It’s obvious why well-meaning mental health professionals embrace community resilience: Many people report “therapeutic” benefits from being more socially connected, contributing towards practical, positive changes, and becoming better prepared for climate crises. But conversely, how do the typical treatments provided by mainstream mental health services-psychiatric drugs and sometimes cognitive-behavioral therapy-affect climate change or feelings about it?
All the papers and presentations trumpet that mental health professionals will help us survive and thrive-but none provide evidence. Typical is a report on the impacts of disasters co-produced by the Center for Public Integrity, Mother Jones, and Texas Tribune that calls for dramatic funding increases for mental health services while never asking if science supports it. A 2018 paper by public health specialist Katie Hayes and others, endorsed by the Climate Psychiatry Alliance as a “standard foundation” text, acknowledges that “there are research needs” where “the efficacy and accessibility of mental health interventions related to climate change are assessed.” Nevertheless, even this paper calls mental health services “ catastrophically “ underfunded for what’s coming.
The promotional rhetoric diverts attention from considering the risks of pathologizing reactions to climate change.
Pathologizing, Depoliticizing, and Disempowering
The pathologizing and medicalizing of feelings about climate change derails social activism, said David Cohen, a UCLA social-welfare professor and co-author of Mad Science: Psychiatric Coercion, Diagnosis, and Drugs. “The use of the expression ‘mental health’ is such a game-changer,” he said. “It’s so terrible.”
Scanning excerpts I sent him from Hayes’ paper, Cohen noted that “mental health” and “mental illness” were loose categories encompassing all possible states of mind. Simultaneously, “mental health problems” became a catch-all for climate-influenced distresses-loss, anxiety, agitation from wildfire smoke, depression and PTSD after floods, domestic violence from increasing poverty, and more.
Yet, Cohen said, health and illness are medical terms that bring along conventions from our medicalized mental health system.

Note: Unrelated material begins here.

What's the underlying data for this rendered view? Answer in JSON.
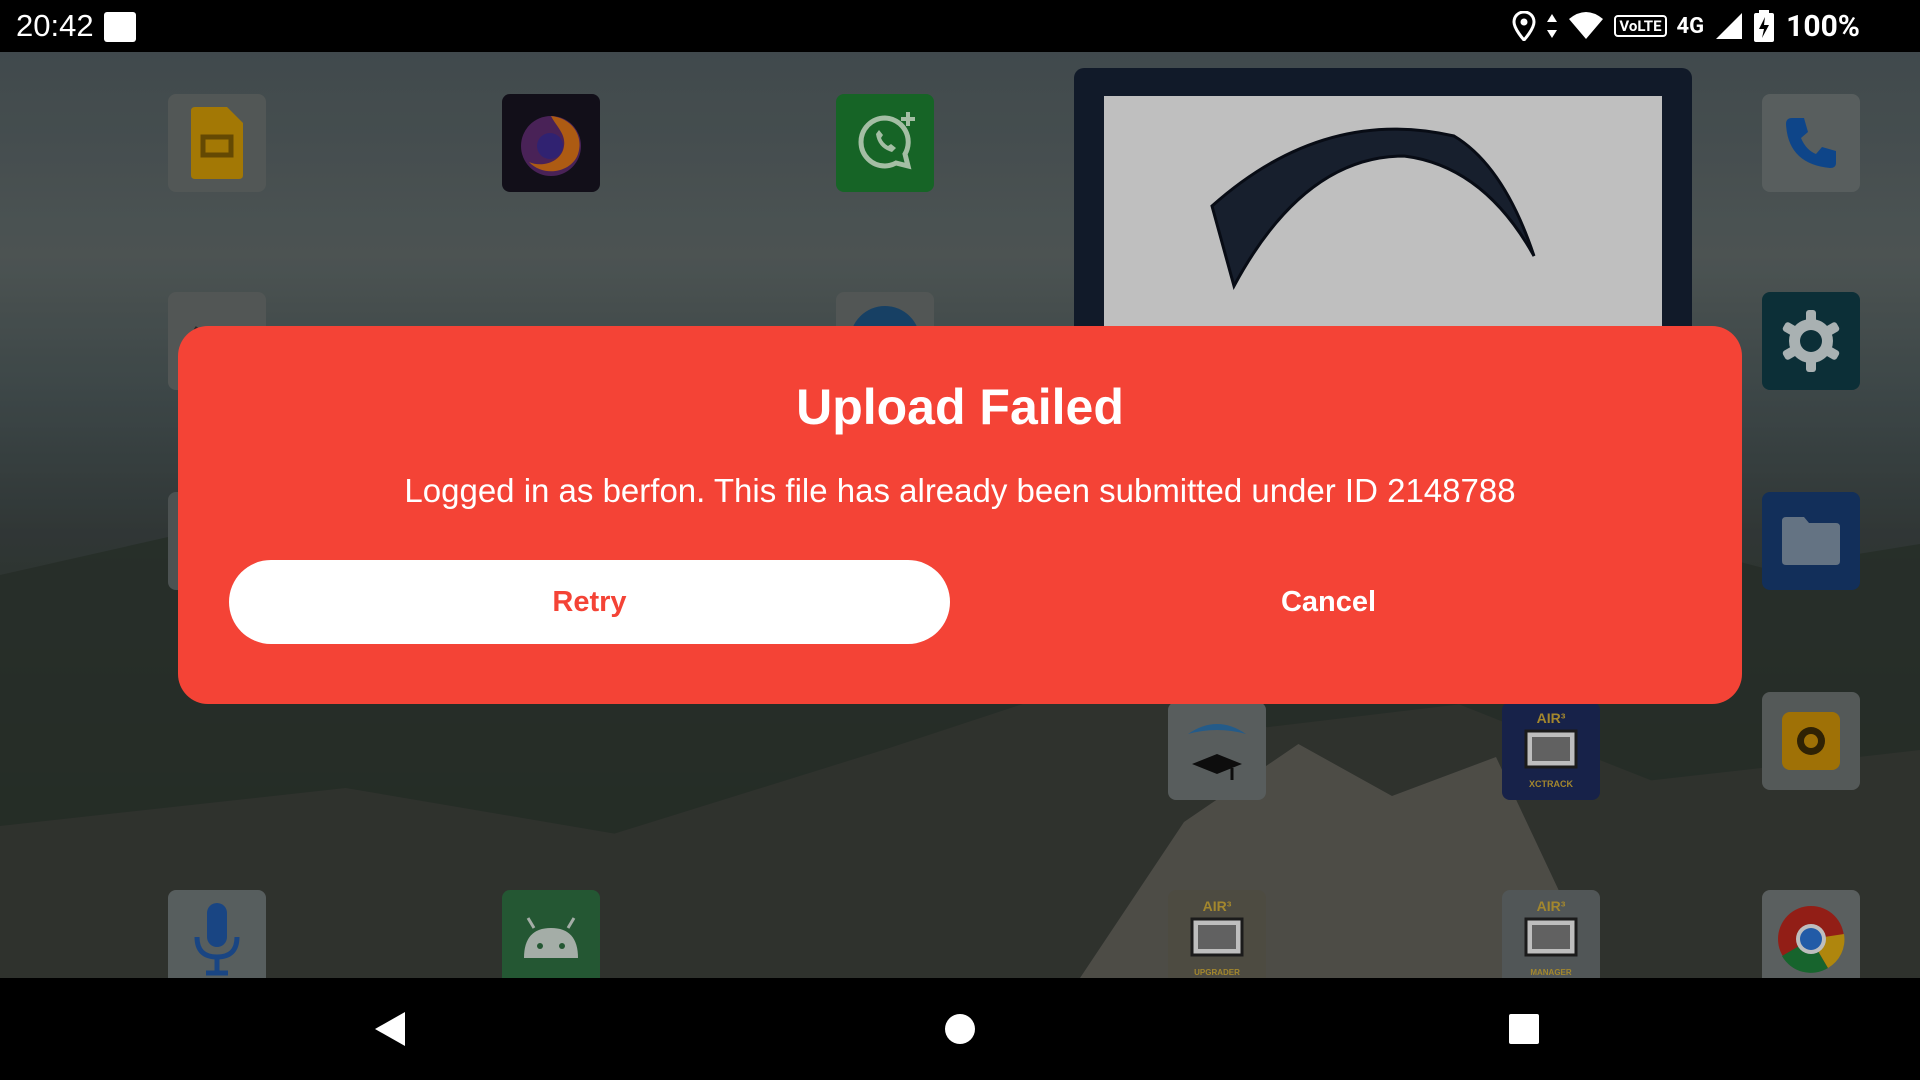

The terms frame negative feelings in response to climate change as, in part, pathologies or illnesses inside individual brains that require psychiatric or psychological treatments rather than social-political solutions.
This medicalization then “enfeebles” us, said Cohen, making us feel dependent on “expert” mental health professionals to help manage these feelings.

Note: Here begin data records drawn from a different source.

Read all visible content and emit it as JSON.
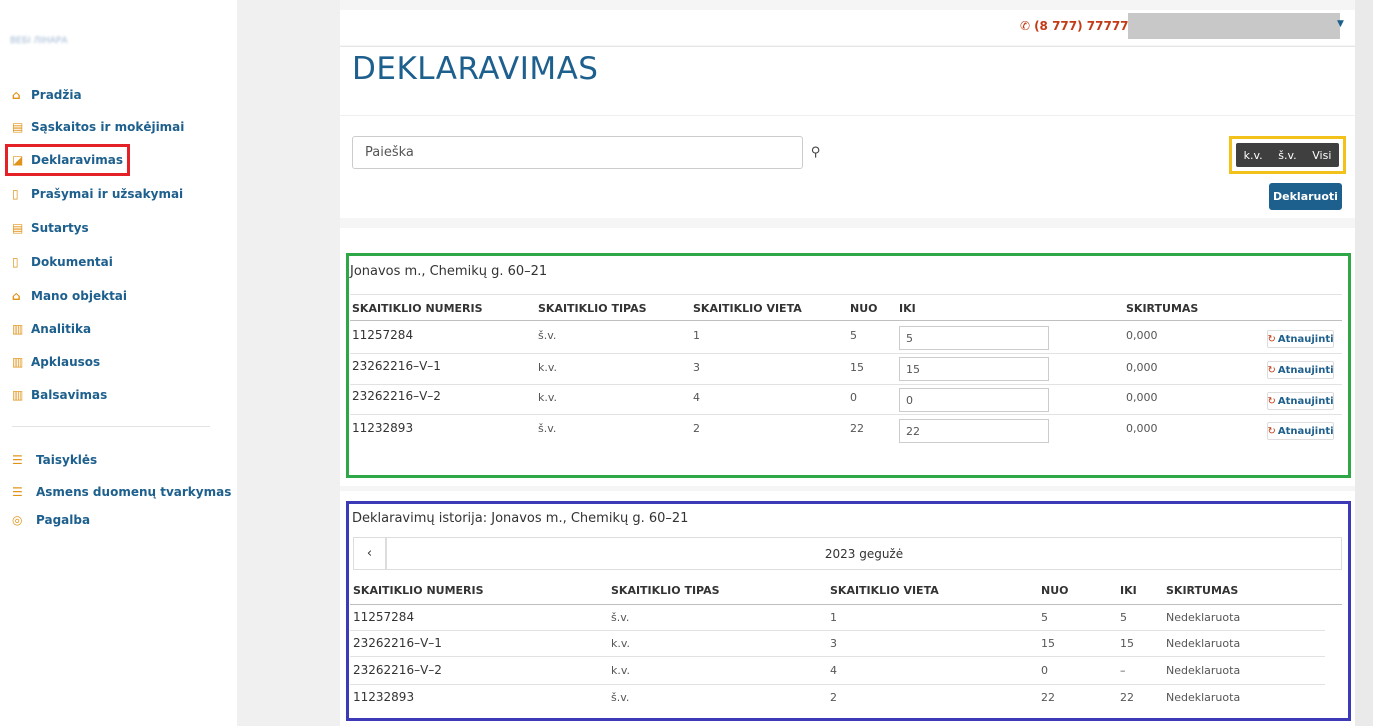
{
  "sidebar": {
    "brand": "ВЕБІ ЛІНАРА",
    "items": [
      {
        "icon": "home-icon",
        "label": "Pradžia"
      },
      {
        "icon": "invoice-icon",
        "label": "Sąskaitos ir mokėjimai"
      },
      {
        "icon": "declare-icon",
        "label": "Deklaravimas"
      },
      {
        "icon": "file-icon",
        "label": "Prašymai ir užsakymai"
      },
      {
        "icon": "contract-icon",
        "label": "Sutartys"
      },
      {
        "icon": "document-icon",
        "label": "Dokumentai"
      },
      {
        "icon": "home-icon",
        "label": "Mano objektai"
      },
      {
        "icon": "chart-icon",
        "label": "Analitika"
      },
      {
        "icon": "survey-icon",
        "label": "Apklausos"
      },
      {
        "icon": "vote-icon",
        "label": "Balsavimas"
      }
    ],
    "secondary": [
      {
        "icon": "list-icon",
        "label": "Taisyklės"
      },
      {
        "icon": "list-icon",
        "label": "Asmens duomenų tvarkymas"
      },
      {
        "icon": "lifebuoy-icon",
        "label": "Pagalba"
      }
    ]
  },
  "topbar": {
    "phone": "(8 777) 77777"
  },
  "header": {
    "title": "DEKLARAVIMAS",
    "search_placeholder": "Paieška",
    "filters": [
      "k.v.",
      "š.v.",
      "Visi"
    ],
    "declare_label": "Deklaruoti"
  },
  "meters": {
    "title": "Jonavos m., Chemikų g. 60–21",
    "columns": [
      "SKAITIKLIO NUMERIS",
      "SKAITIKLIO TIPAS",
      "SKAITIKLIO VIETA",
      "NUO",
      "IKI",
      "SKIRTUMAS"
    ],
    "rows": [
      {
        "number": "11257284",
        "type": "š.v.",
        "place": "1",
        "from": "5",
        "to": "5",
        "diff": "0,000"
      },
      {
        "number": "23262216–V–1",
        "type": "k.v.",
        "place": "3",
        "from": "15",
        "to": "15",
        "diff": "0,000"
      },
      {
        "number": "23262216–V–2",
        "type": "k.v.",
        "place": "4",
        "from": "0",
        "to": "0",
        "diff": "0,000"
      },
      {
        "number": "11232893",
        "type": "š.v.",
        "place": "2",
        "from": "22",
        "to": "22",
        "diff": "0,000"
      }
    ],
    "update_label": "Atnaujinti"
  },
  "history": {
    "title": "Deklaravimų istorija: Jonavos m., Chemikų g. 60–21",
    "month": "2023 gegužė",
    "columns": [
      "SKAITIKLIO NUMERIS",
      "SKAITIKLIO TIPAS",
      "SKAITIKLIO VIETA",
      "NUO",
      "IKI",
      "SKIRTUMAS"
    ],
    "rows": [
      {
        "number": "11257284",
        "type": "š.v.",
        "place": "1",
        "from": "5",
        "to": "5",
        "diff": "Nedeklaruota"
      },
      {
        "number": "23262216–V–1",
        "type": "k.v.",
        "place": "3",
        "from": "15",
        "to": "15",
        "diff": "Nedeklaruota"
      },
      {
        "number": "23262216–V–2",
        "type": "k.v.",
        "place": "4",
        "from": "0",
        "to": "–",
        "diff": "Nedeklaruota"
      },
      {
        "number": "11232893",
        "type": "š.v.",
        "place": "2",
        "from": "22",
        "to": "22",
        "diff": "Nedeklaruota"
      }
    ]
  }
}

So, while there are many different intellectual, emotional, spiritual, social, political, and other ways to understand and respond to distressing feelings caused by climate change, when we apply medicalized diagnostic labels, said Cohen, “those are culturally-bound words that conquer and take away all of the natural flora and fauna, and just put a highway on there and say, that’s the way you go.”
From a different vantage point, John McKnight described how professionalized mental health services, by recasting the impacts of many social-environmental problems as personal pathologies, effectively depoliticize and disempower entire communities.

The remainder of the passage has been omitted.